It doesn’t happen a lot, but every once in a while I get a query in which the author tells me, right up front, that I’ll probably reject her book. I’m not sure if this is lack of self-confidence, a poor attempt at humor, or a feeling that it’s better to go in on the defense. Whatever the strategy, it doesn’t work.
When you query you want to make me believe that you have the most exciting book I’ve ever read because, frankly, that’s exactly what I’m looking for. I’m looking for a book that I haven’t yet seen, that I must have on my list and that I think everyone in the world needs to read. Starting out by telling me none of that is true doesn’t make me want to read it. Before I’ve even dug in my experience with your book is a negative one.

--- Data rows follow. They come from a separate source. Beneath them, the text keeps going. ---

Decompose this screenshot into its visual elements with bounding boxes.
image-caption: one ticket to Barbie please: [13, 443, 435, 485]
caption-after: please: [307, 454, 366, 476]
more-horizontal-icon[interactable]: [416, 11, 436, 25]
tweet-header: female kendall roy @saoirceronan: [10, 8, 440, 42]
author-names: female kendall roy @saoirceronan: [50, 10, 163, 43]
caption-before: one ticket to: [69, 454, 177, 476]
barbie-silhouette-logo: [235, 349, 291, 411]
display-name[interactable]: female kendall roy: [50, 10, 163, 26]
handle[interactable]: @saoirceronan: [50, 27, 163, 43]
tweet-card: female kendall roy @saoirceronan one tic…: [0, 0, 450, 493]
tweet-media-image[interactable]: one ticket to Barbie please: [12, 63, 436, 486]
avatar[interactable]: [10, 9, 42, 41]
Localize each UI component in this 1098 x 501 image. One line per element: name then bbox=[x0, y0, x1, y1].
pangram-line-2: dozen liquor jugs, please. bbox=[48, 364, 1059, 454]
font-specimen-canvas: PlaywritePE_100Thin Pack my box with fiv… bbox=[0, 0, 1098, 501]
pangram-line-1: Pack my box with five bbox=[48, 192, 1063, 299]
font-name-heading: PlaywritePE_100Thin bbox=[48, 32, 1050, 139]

Imagine this. You’re at a cocktail party and you’re introduced to a potentially lucrative contact. It could be an agent, it could be someone you’ve always wanted to work for, your favorite author, or even the head of the PTO. It doesn’t matter. This person reaches out her hand to shake and as you extend yours you say, “Hi, you probably won’t like me, I’m a little odd and off-putting and different from anyone else you’ve ever met. I’m sure you’ll walk away from this and think about how you never want to see me again.” Weird? A little.
If you can’t be confident in your book you aren’t ready to query. Querying is sales and in sales, you want to wow the buyer. You don’t need to brag endlessly to do so, but you also shouldn’t be the one putting down your own work.